North Korea Tests Missile As Trump Meets With Japan's Prime Minister

North Korea launched an intermediate-range missile toward Japan.
Posted at 2:23 PM, Feb 12, 2017

North Korea fired a missile toward Japan just days after the U.S. and Japan urged the country to end its missile program.

North Korea's test, which happened early Sunday local time, appears to have been for a midrange Musudan missile. The rocket reportedly traveled about 300 miles before crashing into the Sea of Japan.

Experts told CNN the test was likely a technical failure. But they added these missile launches also have political motivations. 

Broadly speaking, the experts say the launches could be timed to send a message to other countries as well as help North Korean leader Kim Jong-un gain support back home.

South Korean analysts were expecting some kind of military provocation.
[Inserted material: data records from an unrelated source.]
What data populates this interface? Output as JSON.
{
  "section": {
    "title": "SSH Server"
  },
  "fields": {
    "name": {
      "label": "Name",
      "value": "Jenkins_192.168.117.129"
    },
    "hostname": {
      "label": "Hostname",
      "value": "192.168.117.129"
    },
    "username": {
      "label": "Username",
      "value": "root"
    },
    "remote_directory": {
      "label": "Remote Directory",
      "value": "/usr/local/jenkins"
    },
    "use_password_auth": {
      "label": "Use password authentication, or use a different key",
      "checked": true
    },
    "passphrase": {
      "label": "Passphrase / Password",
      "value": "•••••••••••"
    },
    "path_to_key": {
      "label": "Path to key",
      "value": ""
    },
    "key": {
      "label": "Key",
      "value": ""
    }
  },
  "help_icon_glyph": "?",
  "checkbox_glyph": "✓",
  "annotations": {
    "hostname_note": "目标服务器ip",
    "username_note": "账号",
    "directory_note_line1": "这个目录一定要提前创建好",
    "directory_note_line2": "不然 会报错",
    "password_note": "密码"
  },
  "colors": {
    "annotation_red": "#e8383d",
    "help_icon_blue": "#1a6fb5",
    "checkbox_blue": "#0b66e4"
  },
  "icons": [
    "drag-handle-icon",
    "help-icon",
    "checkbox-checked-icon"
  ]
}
Kim Jong-un's late father's birthday is on the 16th, and in two weeks, the U.S. and South Korea are set to begin their largest-ever joint military exercises.

The test came as U.S. President Donald Trump and Japanese Prime Minister Shinzo Abe met in Florida. In a joint statement, Abe called the test "absolutely intolerable." Trump kept his response to one sentence.

"The United States of America stands behind Japan, a great ally, 100 percent," Trump said.

The Trump administration is said to be undergoing a complete review of existing policies on North Korea.